What seems to have happened (and it’s only a guess) is that the mask has become an accessory, signalling the virtues of social responsibility, but actually worn only when convenient. Bars there must be. Restaurants there must be. Laughter, backslapping and unmuffled conversation there must be. Beverages must be sipped; food must be munched; and politely kiss we must. These things being impossible through a muzzle, the mask is simply dispensed with.

Dispensed with, yes, but kept by you and visible at all times. Kept where? Certain patterns seem to be emerging. The cool youths often wear them like an armband above the elbow. Since removing the mask for use then means pulling your arm out of both elastic loops, this seems to say ‘I could, but am not expecting to’.

The bustling lady running our restaurant yesterday wore hers hanging by one elastic loop from her right ear. This seemed to say ‘mostly this stays on but, Lord, I need a breather’. Others simply slip mask under chin like a little bib, and this is common but (I sense) thought a little inelegant. One or two slip them upwards and on to their foreheads, as some slickers do with sunglasses: but stored here the mask has a habit of slipping back down over the eyes.

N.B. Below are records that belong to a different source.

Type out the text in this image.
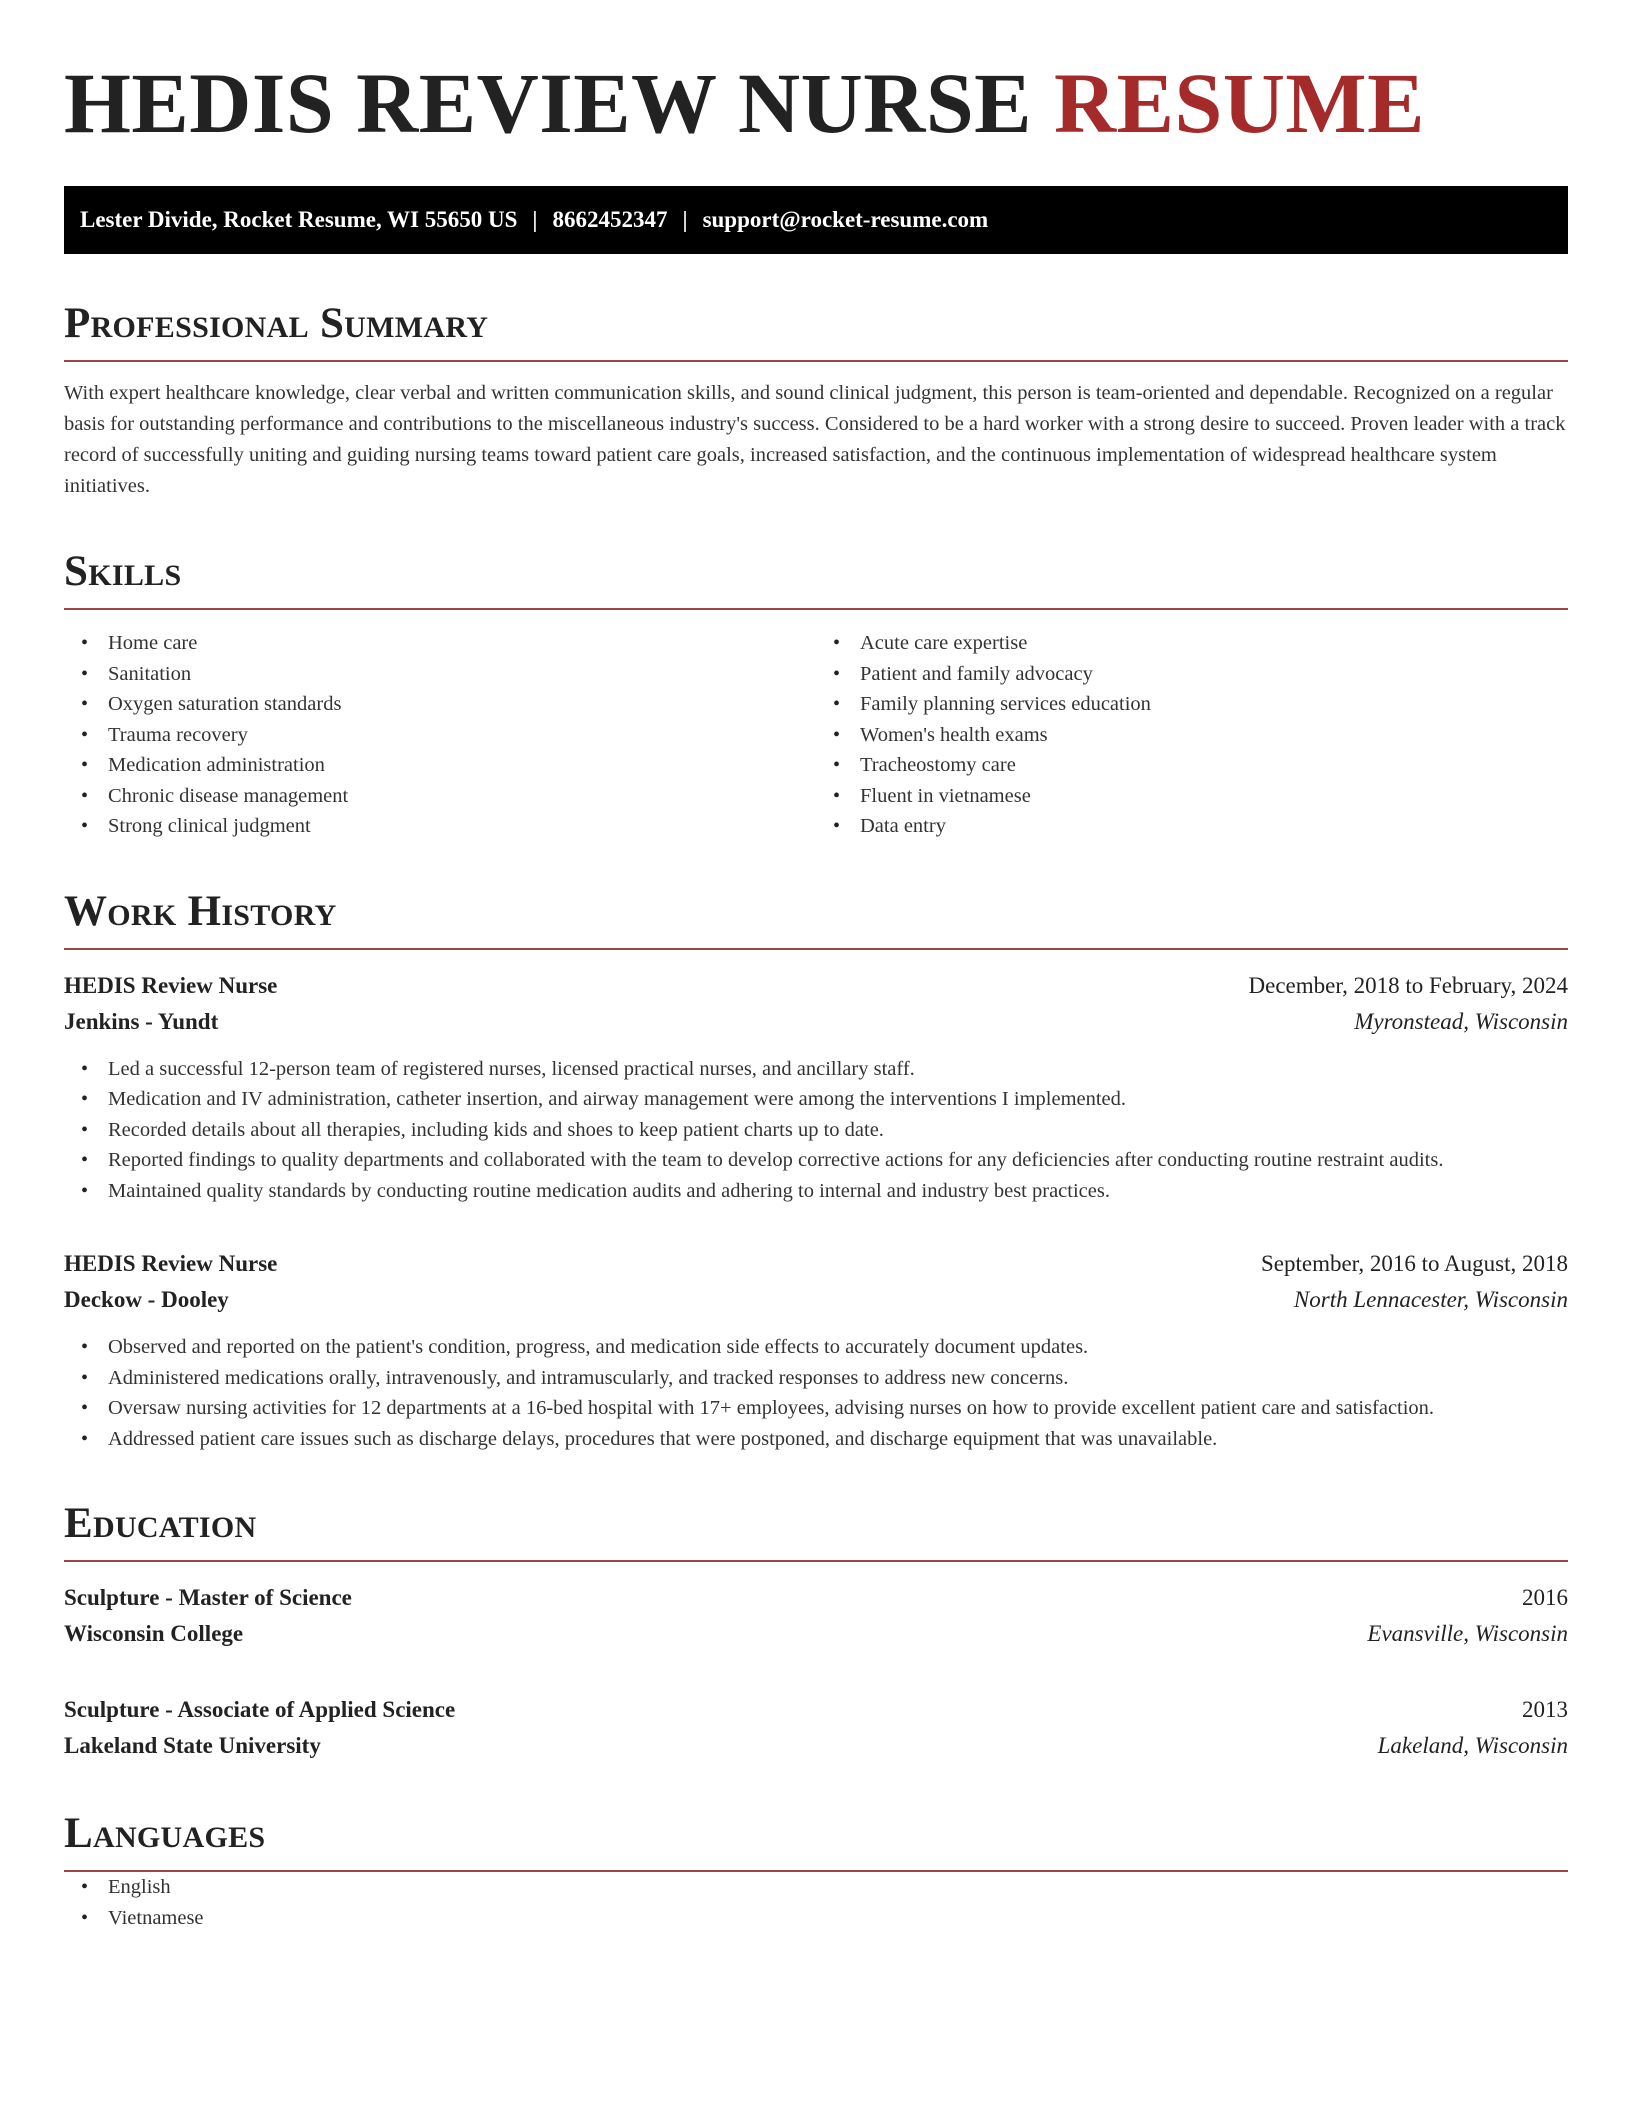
HEDIS REVIEW NURSE RESUME
Lester Divide, Rocket Resume, WI 55650 US | 8662452347 | support@rocket-resume.com
Professional Summary

With expert healthcare knowledge, clear verbal and written communication skills, and sound clinical judgment, this person is team-oriented and dependable. Recognized on a regular basis for outstanding performance and contributions to the miscellaneous industry's success. Considered to be a hard worker with a strong desire to succeed. Proven leader with a track record of successfully uniting and guiding nursing teams toward patient care goals, increased satisfaction, and the continuous implementation of widespread healthcare system initiatives.

Skills
• Home care
• Sanitation
• Oxygen saturation standards
• Trauma recovery
• Medication administration
• Chronic disease management
• Strong clinical judgment
• Acute care expertise
• Patient and family advocacy
• Family planning services education
• Women's health exams
• Tracheostomy care
• Fluent in vietnamese
• Data entry
Work History
HEDIS Review Nurse	December, 2018 to February, 2024
Jenkins - Yundt	Myronstead, Wisconsin
• Led a successful 12-person team of registered nurses, licensed practical nurses, and ancillary staff.
• Medication and IV administration, catheter insertion, and airway management were among the interventions I implemented.
• Recorded details about all therapies, including kids and shoes to keep patient charts up to date.
• Reported findings to quality departments and collaborated with the team to develop corrective actions for any deficiencies after conducting routine restraint audits.
• Maintained quality standards by conducting routine medication audits and adhering to internal and industry best practices.
HEDIS Review Nurse	September, 2016 to August, 2018
Deckow - Dooley	North Lennacester, Wisconsin
• Observed and reported on the patient's condition, progress, and medication side effects to accurately document updates.
• Administered medications orally, intravenously, and intramuscularly, and tracked responses to address new concerns.
• Oversaw nursing activities for 12 departments at a 16-bed hospital with 17+ employees, advising nurses on how to provide excellent patient care and satisfaction.
• Addressed patient care issues such as discharge delays, procedures that were postponed, and discharge equipment that was unavailable.
Education
Sculpture - Master of Science	2016
Wisconsin College	Evansville, Wisconsin
Sculpture - Associate of Applied Science	2013
Lakeland State University	Lakeland, Wisconsin
Languages
• English
• Vietnamese
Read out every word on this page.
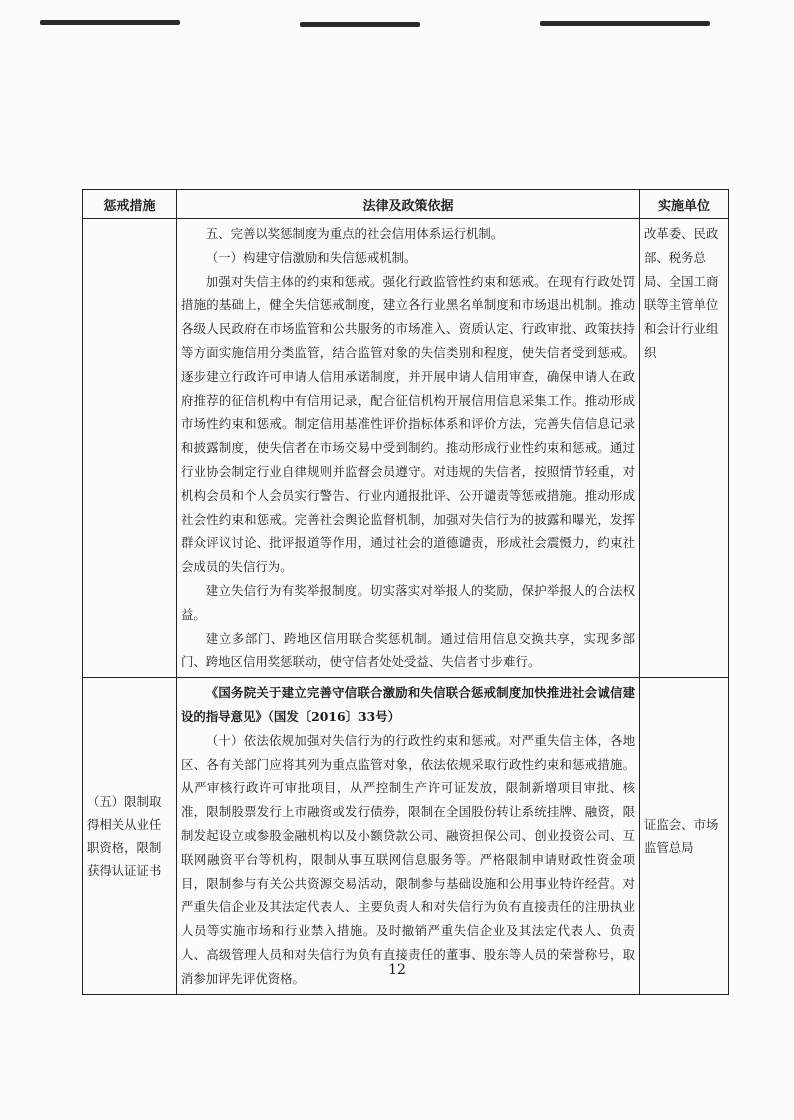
惩戒措施	法律及政策依据	实施单位

	五、完善以奖惩制度为重点的社会信用体系运行机制。

（一）构建守信激励和失信惩戒机制。

加强对失信主体的约束和惩戒。强化行政监管性约束和惩戒。在现有行政处罚措施的基础上，健全失信惩戒制度，建立各行业黑名单制度和市场退出机制。推动各级人民政府在市场监管和公共服务的市场准入、资质认定、行政审批、政策扶持等方面实施信用分类监管，结合监管对象的失信类别和程度，使失信者受到惩戒。逐步建立行政许可申请人信用承诺制度，并开展申请人信用审查，确保申请人在政府推荐的征信机构中有信用记录，配合征信机构开展信用信息采集工作。推动形成市场性约束和惩戒。制定信用基准性评价指标体系和评价方法，完善失信信息记录和披露制度，使失信者在市场交易中受到制约。推动形成行业性约束和惩戒。通过行业协会制定行业自律规则并监督会员遵守。对违规的失信者，按照情节轻重，对机构会员和个人会员实行警告、行业内通报批评、公开谴责等惩戒措施。推动形成社会性约束和惩戒。完善社会舆论监督机制，加强对失信行为的披露和曝光，发挥群众评议讨论、批评报道等作用，通过社会的道德谴责，形成社会震慑力，约束社会成员的失信行为。

建立失信行为有奖举报制度。切实落实对举报人的奖励，保护举报人的合法权益。

建立多部门、跨地区信用联合奖惩机制。通过信用信息交换共享，实现多部门、跨地区信用奖惩联动，使守信者处处受益、失信者寸步难行。	改革委、民政部、税务总局、全国工商联等主管单位和会计行业组织
（五）限制取得相关从业任职资格，限制获得认证证书	《国务院关于建立完善守信联合激励和失信联合惩戒制度加快推进社会诚信建设的指导意见》（国发〔2016〕33号）

（十）依法依规加强对失信行为的行政性约束和惩戒。对严重失信主体，各地区、各有关部门应将其列为重点监管对象，依法依规采取行政性约束和惩戒措施。从严审核行政许可审批项目，从严控制生产许可证发放，限制新增项目审批、核准，限制股票发行上市融资或发行债券，限制在全国股份转让系统挂牌、融资，限制发起设立或参股金融机构以及小额贷款公司、融资担保公司、创业投资公司、互联网融资平台等机构，限制从事互联网信息服务等。严格限制申请财政性资金项目，限制参与有关公共资源交易活动，限制参与基础设施和公用事业特许经营。对严重失信企业及其法定代表人、主要负责人和对失信行为负有直接责任的注册执业人员等实施市场和行业禁入措施。及时撤销严重失信企业及其法定代表人、负责人、高级管理人员和对失信行为负有直接责任的董事、股东等人员的荣誉称号，取消参加评先评优资格。	证监会、市场监管总局
12
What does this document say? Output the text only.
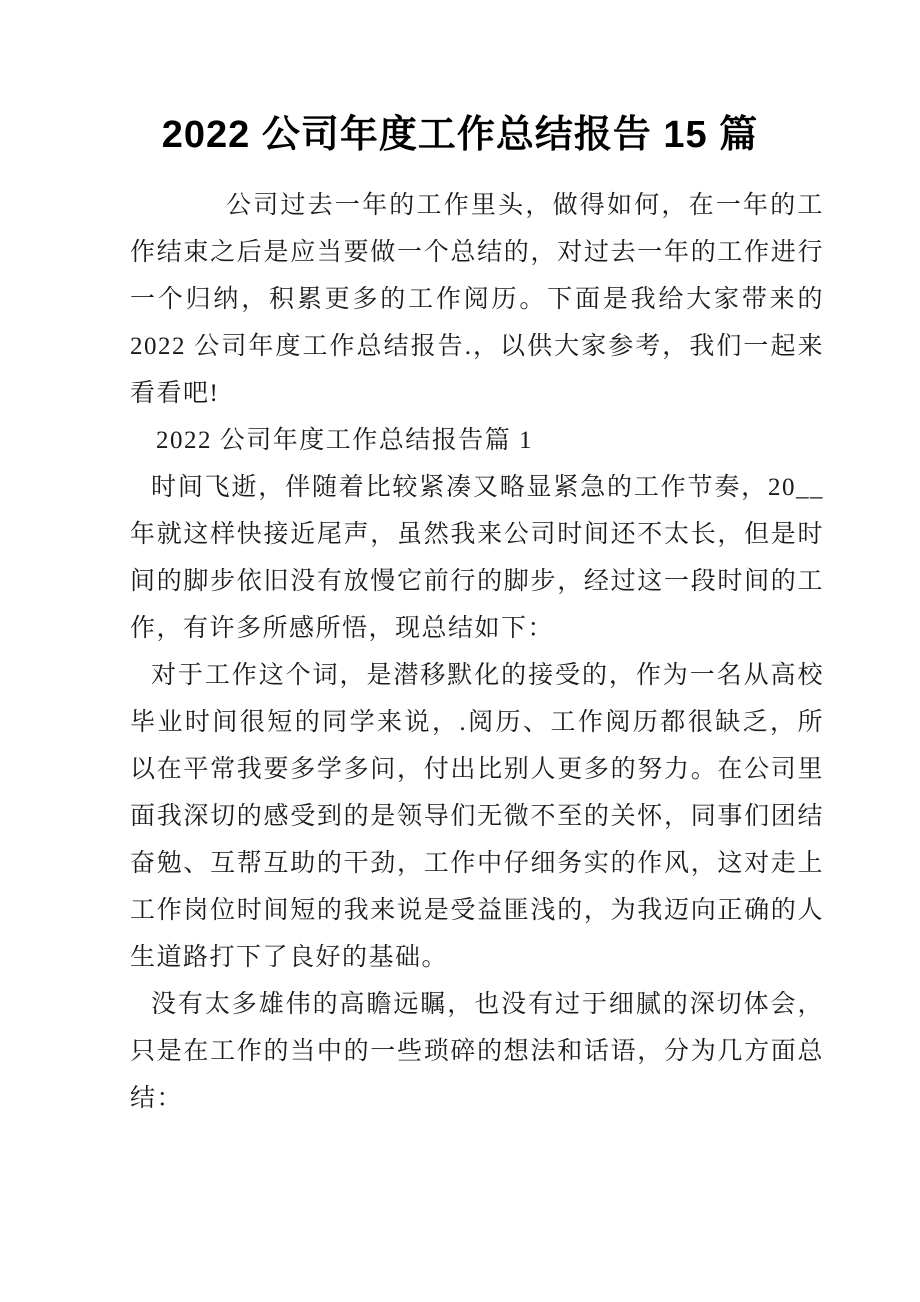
2022 公司年度工作总结报告 15 篇

公司过去一年的工作里头，做得如何，在一年的工作结束之后是应当要做一个总结的，对过去一年的工作进行一个归纳，积累更多的工作阅历。下面是我给大家带来的2022 公司年度工作总结报告.，以供大家参考，我们一起来看看吧!

2022 公司年度工作总结报告篇 1

时间飞逝，伴随着比较紧凑又略显紧急的工作节奏，20__年就这样快接近尾声，虽然我来公司时间还不太长，但是时间的脚步依旧没有放慢它前行的脚步，经过这一段时间的工作，有许多所感所悟，现总结如下：

对于工作这个词，是潜移默化的接受的，作为一名从高校毕业时间很短的同学来说，.阅历、工作阅历都很缺乏，所以在平常我要多学多问，付出比别人更多的努力。在公司里面我深切的感受到的是领导们无微不至的关怀，同事们团结奋勉、互帮互助的干劲，工作中仔细务实的作风，这对走上工作岗位时间短的我来说是受益匪浅的，为我迈向正确的人生道路打下了良好的基础。

没有太多雄伟的高瞻远瞩，也没有过于细腻的深切体会，只是在工作的当中的一些琐碎的想法和话语，分为几方面总结：
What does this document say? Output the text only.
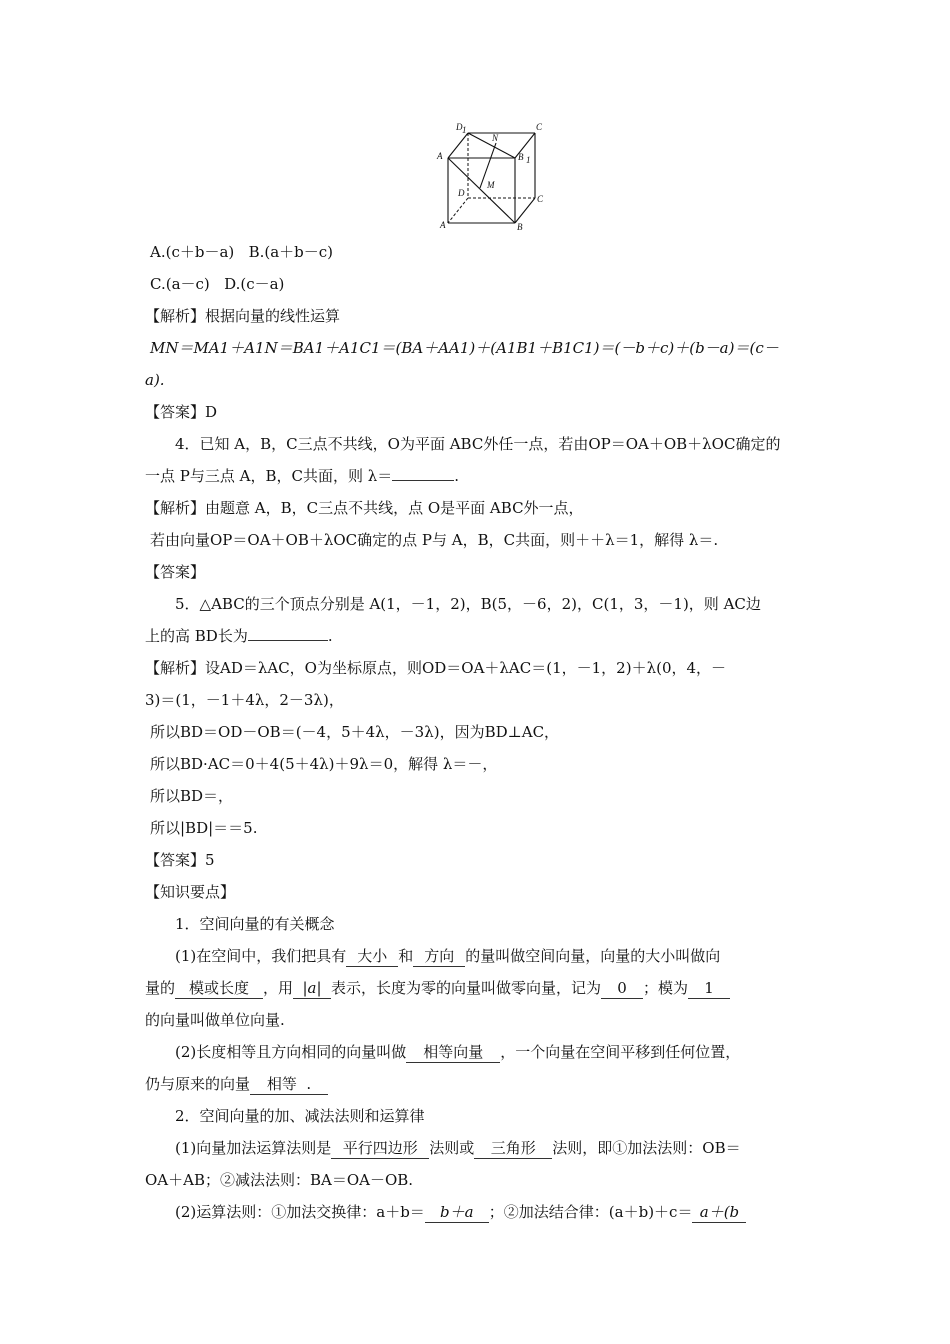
D 1
A
N
C
B 1
M
D
C
A	B
A.(c＋b－a) B.(a＋b－c)
C.(a－c) D.(c－a)
【解析】根据向量的线性运算
MN＝MA1＋A1N＝BA1＋A1C1＝(BA＋AA1)＋(A1B1＋B1C1)＝(－b＋c)＋(b－a)＝(c－
a).
【答案】D
4．已知 A，B，C三点不共线，O为平面 ABC外任一点，若由OP＝OA＋OB＋λOC确定的
一点 P与三点 A，B，C共面，则 λ＝	.
【解析】由题意 A，B，C三点不共线，点 O是平面 ABC外一点，
若由向量OP＝OA＋OB＋λOC确定的点 P与 A，B，C共面，则＋＋λ＝1，解得 λ＝.
【答案】
5．△ABC的三个顶点分别是 A(1，－1，2)，B(5，－6，2)，C(1，3，－1)，则 AC边
上的高 BD长为	.
【解析】设AD＝λAC，O为坐标原点，则OD＝OA＋λAC＝(1，－1，2)＋λ(0，4，－
3)＝(1，－1＋4λ，2－3λ)，
所以BD＝OD－OB＝(－4，5＋4λ，－3λ)，因为BD⊥AC，
所以BD·AC＝0＋4(5＋4λ)＋9λ＝0，解得 λ＝－，
所以BD＝，
所以|BD|＝＝5.
【答案】5
【知识要点】
1．空间向量的有关概念
(1)在空间中，我们把具有 大小 和 方向 的量叫做空间向量，向量的大小叫做向
量的 模或长度 ，用 |a| 表示，长度为零的向量叫做零向量，记为 0 ；模为 1
的向量叫做单位向量.
(2)长度相等且方向相同的向量叫做 相等向量 ，一个向量在空间平移到任何位置，
仍与原来的向量 相等 .
2．空间向量的加、减法法则和运算律
(1)向量加法运算法则是 平行四边形 法则或 三角形 法则，即①加法法则：OB＝
OA＋AB；②减法法则：BA＝OA－OB.
(2)运算法则：①加法交换律：a＋b＝ b＋a ；②加法结合律：(a＋b)＋c＝ a＋(b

Last night, however, we just may have seen the future. A chap in a neat suit had folded his mask into a neat point and tucked it into the breast pocket of his jacket, only the point showing, as a gentleman might do with the handkerchief into which he is never going to blow his nose.

from: https://www.spectator.co.uk/article/the-spanish-approach-to-face-masks

I suspect mask wearing will be detailed in the same chapter as toilet paper shortages and HCQ when historians get round to explaining 2020. (Low-quality cloth masks, that is. Obviously the availability of proper PPE in medical settings is a different topic.)

So yes, I'll wear masks, because the law requires it, it's the polite thing to do, and it makes other people feel more comfortable, and it might have some positive effect with minimal cost. But that doesn't stop me from thinking the debate around face masks has gone completely bonkers.